I used to feel the same way about Christmas lights. Not only did some people hang them on their houses on All Saints' Day. Many of those same people burned them brightly--blinking off and on in the annoying way some lights do--right through to Eastertide. I would shake my head. "What these people don't know ... is a lot!" Now, just like those Christmas trees, I'm not sure anymore that "those people" weren't right all along.
Every Saturday I get the Globe and Mail delivered to my door, even here where I live in Calgary. A neighbour once called it "that socialist rag," which shows you just how far we've come, out here. I get the headlines every day on my iPhone, just to keep up. But on Saturdays I pour myself another cup of coffee, to steel myself, and I sit down for the deep dive.
Some weekends I never come up again. The news is so alarmingly bad. You just feel you're watching a stupendous multi-car pile-up playing out in slow motion right before your eyes. Current regional politics is only the first car in a long line, all getting smooshed. I try turning away, thinking happy thoughts. But I get caught instead by the awfulness of it, as if the headlights were coming next for me.
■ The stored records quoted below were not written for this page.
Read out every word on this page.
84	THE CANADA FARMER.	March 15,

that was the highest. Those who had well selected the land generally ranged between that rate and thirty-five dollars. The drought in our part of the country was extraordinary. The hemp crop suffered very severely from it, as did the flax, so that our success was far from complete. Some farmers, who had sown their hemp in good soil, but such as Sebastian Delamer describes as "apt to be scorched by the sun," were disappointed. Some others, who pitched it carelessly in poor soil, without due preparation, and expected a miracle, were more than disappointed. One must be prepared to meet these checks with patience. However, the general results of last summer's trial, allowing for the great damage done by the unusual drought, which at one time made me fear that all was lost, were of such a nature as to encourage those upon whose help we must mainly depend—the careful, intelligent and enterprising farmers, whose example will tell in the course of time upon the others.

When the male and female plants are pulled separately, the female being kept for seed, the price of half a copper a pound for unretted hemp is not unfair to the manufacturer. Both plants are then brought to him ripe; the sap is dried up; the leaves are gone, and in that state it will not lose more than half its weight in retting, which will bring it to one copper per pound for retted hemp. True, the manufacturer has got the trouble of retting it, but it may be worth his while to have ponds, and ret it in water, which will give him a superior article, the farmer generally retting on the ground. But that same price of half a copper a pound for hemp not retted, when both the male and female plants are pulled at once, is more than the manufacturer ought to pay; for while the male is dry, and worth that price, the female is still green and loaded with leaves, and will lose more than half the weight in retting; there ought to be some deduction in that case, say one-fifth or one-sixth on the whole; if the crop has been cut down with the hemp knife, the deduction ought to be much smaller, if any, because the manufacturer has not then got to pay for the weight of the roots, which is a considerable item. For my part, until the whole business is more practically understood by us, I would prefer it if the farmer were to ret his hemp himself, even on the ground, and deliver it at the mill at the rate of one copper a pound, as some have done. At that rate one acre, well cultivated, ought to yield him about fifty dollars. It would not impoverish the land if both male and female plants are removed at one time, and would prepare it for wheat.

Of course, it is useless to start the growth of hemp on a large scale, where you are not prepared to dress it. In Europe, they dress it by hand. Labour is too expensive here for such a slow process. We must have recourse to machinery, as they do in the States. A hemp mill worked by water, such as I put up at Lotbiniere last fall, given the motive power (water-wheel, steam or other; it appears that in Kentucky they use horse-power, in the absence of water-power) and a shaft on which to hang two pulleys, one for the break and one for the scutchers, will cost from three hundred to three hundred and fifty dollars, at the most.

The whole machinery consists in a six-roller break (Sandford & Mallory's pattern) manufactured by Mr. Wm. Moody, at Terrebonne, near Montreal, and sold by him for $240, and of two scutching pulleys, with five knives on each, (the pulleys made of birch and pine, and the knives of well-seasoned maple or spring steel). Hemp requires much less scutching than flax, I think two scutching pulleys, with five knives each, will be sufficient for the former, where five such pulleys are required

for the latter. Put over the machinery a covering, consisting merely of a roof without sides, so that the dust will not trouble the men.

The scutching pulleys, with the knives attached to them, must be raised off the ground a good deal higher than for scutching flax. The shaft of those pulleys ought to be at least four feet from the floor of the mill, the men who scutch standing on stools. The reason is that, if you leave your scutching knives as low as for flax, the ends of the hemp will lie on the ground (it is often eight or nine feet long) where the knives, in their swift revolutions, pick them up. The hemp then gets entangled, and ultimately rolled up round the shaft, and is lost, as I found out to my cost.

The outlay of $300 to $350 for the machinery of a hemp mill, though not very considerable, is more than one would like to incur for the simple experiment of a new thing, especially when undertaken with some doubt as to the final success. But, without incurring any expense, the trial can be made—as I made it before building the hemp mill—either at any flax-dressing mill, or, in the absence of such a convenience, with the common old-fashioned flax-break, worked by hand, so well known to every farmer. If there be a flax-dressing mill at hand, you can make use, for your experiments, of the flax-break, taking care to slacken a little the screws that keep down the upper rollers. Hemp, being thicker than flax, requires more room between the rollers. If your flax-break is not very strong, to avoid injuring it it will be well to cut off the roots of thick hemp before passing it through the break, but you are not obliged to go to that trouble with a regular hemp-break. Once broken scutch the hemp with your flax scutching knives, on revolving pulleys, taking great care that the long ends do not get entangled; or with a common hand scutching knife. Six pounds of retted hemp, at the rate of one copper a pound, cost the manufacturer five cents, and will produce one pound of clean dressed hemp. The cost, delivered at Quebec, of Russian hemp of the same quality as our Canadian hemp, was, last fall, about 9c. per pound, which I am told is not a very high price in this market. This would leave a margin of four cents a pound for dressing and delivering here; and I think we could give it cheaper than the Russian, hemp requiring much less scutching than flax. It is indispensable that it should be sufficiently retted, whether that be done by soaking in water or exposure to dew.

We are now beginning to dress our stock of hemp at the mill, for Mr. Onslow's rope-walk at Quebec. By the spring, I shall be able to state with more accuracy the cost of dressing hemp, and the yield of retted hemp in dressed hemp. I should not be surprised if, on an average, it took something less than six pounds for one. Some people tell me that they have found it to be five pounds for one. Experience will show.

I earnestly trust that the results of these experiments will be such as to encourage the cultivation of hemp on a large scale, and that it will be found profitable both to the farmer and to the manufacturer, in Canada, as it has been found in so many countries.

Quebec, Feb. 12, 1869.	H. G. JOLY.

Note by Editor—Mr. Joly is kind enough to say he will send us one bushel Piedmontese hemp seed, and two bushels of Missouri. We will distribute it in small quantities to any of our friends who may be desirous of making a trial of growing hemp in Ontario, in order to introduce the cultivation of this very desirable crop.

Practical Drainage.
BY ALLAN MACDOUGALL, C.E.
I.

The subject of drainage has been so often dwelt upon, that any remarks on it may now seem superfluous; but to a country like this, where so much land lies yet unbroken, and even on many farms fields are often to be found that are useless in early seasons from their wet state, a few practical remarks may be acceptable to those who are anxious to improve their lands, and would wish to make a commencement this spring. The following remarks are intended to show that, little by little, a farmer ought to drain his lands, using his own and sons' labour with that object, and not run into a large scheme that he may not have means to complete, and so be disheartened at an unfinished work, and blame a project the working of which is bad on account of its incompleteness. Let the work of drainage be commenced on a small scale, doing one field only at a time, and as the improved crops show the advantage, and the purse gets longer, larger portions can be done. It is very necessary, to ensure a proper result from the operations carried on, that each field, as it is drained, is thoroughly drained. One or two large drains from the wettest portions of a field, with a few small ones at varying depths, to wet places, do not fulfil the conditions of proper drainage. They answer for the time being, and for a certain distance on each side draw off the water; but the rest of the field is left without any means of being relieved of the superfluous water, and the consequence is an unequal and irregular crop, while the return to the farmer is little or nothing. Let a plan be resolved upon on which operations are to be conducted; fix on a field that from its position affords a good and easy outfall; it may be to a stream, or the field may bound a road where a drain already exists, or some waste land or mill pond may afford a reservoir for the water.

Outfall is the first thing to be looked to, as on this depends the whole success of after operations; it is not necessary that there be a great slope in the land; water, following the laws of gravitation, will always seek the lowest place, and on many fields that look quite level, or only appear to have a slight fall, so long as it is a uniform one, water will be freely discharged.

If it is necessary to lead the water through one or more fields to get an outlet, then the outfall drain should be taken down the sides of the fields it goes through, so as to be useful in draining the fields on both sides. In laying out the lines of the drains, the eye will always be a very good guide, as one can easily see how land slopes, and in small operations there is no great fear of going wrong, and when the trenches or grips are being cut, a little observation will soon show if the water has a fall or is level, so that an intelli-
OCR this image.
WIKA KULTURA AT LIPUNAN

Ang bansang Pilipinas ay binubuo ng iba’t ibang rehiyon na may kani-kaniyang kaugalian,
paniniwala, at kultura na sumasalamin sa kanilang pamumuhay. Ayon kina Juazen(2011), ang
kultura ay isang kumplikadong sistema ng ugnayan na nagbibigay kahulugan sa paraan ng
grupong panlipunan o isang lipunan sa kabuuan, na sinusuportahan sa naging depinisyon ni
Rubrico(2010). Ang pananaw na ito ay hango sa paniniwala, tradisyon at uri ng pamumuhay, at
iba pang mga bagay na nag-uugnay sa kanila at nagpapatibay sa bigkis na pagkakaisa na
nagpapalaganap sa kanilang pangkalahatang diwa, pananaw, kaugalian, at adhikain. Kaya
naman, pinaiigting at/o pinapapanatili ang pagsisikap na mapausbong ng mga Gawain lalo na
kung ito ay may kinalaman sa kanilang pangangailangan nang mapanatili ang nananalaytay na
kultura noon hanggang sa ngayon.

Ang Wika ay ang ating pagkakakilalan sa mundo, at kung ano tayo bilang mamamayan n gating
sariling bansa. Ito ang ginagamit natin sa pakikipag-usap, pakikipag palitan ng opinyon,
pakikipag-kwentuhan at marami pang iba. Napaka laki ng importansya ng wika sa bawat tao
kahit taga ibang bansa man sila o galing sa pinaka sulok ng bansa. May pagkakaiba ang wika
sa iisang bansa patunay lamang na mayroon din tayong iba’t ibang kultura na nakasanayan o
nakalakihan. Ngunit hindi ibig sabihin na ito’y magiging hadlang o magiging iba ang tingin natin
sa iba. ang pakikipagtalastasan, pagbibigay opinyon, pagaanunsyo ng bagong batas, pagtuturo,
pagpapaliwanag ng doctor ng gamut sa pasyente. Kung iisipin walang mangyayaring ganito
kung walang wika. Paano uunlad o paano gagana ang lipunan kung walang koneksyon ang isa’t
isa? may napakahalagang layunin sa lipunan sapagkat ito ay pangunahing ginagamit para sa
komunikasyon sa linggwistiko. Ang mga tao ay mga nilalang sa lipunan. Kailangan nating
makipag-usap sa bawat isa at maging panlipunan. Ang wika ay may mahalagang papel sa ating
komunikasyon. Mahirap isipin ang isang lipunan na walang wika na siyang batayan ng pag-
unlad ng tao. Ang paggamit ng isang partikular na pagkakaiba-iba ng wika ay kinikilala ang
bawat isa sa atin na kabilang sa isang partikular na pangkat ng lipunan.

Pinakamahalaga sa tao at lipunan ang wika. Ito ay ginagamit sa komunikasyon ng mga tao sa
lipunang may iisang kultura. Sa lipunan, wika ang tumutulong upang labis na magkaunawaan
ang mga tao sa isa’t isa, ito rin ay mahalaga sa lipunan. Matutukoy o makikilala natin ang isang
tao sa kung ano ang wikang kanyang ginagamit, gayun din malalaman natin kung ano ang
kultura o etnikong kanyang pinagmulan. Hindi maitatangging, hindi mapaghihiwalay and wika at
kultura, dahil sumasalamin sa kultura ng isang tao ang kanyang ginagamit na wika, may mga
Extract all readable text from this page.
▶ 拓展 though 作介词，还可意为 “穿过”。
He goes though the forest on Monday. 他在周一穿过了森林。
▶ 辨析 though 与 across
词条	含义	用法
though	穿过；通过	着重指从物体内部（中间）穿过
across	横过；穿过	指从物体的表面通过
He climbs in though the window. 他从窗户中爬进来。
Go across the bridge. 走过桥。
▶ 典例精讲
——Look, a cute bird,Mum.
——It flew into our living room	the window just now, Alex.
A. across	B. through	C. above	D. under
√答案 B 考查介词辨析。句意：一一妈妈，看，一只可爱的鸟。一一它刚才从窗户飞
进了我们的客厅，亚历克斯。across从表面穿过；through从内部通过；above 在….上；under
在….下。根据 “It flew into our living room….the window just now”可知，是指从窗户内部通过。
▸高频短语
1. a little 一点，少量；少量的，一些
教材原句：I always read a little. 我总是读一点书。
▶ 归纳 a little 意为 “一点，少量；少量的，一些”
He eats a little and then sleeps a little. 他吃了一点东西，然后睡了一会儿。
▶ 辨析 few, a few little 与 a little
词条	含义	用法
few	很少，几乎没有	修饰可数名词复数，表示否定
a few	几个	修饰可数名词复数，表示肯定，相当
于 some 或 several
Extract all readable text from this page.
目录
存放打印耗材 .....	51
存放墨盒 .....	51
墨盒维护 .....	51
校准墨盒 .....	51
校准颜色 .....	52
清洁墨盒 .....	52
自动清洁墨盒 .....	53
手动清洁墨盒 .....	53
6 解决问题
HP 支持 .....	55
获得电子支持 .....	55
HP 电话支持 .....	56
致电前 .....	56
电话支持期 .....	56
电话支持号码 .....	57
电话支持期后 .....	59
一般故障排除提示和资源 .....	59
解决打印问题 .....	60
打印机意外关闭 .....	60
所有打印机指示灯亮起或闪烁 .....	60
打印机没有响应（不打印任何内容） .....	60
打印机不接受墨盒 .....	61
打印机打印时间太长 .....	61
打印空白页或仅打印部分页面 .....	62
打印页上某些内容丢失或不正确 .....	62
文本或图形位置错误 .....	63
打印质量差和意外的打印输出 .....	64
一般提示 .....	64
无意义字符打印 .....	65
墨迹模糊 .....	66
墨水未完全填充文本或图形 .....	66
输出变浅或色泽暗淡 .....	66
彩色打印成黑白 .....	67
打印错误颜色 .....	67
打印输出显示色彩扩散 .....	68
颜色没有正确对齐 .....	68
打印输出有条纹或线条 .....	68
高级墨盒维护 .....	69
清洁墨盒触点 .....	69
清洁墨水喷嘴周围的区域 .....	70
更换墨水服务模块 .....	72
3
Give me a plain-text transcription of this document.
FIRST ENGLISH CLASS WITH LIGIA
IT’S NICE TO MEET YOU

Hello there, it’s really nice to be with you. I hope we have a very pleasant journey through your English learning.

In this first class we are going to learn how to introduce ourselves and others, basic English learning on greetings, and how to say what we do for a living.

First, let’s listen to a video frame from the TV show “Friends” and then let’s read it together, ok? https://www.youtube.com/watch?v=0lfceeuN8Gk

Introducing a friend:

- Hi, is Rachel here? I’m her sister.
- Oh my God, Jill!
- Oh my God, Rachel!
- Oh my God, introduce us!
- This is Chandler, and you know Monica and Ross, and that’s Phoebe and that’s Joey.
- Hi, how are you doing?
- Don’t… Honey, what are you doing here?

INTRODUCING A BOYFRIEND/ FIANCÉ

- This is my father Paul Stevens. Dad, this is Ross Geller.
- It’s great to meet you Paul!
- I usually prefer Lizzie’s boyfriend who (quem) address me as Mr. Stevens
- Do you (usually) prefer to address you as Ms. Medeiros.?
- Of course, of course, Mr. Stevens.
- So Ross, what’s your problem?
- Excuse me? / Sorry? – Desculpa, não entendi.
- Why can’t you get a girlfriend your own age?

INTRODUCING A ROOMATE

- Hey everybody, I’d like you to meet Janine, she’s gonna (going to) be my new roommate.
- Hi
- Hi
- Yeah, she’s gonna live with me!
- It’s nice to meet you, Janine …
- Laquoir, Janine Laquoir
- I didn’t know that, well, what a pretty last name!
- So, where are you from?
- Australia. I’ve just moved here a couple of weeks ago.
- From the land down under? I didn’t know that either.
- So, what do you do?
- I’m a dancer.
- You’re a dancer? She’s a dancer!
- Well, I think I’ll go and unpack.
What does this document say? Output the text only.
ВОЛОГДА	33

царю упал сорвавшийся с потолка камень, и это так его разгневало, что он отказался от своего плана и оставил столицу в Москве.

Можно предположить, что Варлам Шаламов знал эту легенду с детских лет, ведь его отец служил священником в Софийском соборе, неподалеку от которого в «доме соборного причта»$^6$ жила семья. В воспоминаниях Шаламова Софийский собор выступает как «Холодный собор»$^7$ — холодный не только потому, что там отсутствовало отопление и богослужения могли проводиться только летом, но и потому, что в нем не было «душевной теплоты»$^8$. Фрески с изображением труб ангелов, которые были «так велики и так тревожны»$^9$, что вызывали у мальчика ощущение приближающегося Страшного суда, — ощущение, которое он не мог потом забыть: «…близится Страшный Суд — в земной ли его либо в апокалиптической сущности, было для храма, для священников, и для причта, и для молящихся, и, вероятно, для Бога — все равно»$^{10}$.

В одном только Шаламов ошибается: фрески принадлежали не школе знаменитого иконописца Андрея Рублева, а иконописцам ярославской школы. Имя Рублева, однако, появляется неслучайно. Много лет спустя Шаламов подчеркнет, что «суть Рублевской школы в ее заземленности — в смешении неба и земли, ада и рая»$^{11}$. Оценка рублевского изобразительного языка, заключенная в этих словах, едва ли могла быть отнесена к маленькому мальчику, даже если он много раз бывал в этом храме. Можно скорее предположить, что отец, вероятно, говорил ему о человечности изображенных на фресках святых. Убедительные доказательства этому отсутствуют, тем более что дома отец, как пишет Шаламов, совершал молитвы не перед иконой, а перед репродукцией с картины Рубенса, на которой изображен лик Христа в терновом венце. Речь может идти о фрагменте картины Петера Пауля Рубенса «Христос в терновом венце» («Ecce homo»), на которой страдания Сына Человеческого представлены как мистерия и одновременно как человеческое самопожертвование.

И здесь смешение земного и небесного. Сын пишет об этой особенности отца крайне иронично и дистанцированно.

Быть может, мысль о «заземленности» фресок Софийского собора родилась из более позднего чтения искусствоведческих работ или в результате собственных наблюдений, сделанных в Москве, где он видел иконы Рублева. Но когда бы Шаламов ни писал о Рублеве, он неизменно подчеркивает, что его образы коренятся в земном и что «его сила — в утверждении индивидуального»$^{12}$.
So maybe we have to get our good news wherever we can find it. And cling to it. Maybe the Good News we preach at Christmas--that God is in our midst in spite of appearances to the contrary--deserves a longer run. In fact, maybe it should never end, not until we've heard its message in our hearts and seen it in evidence in our world. Maybe Christmas lights should remain throughout the whole year, with their little blinking reflections of hope. And okay, that goes for Christmas trees too. (I like Christmas trees.)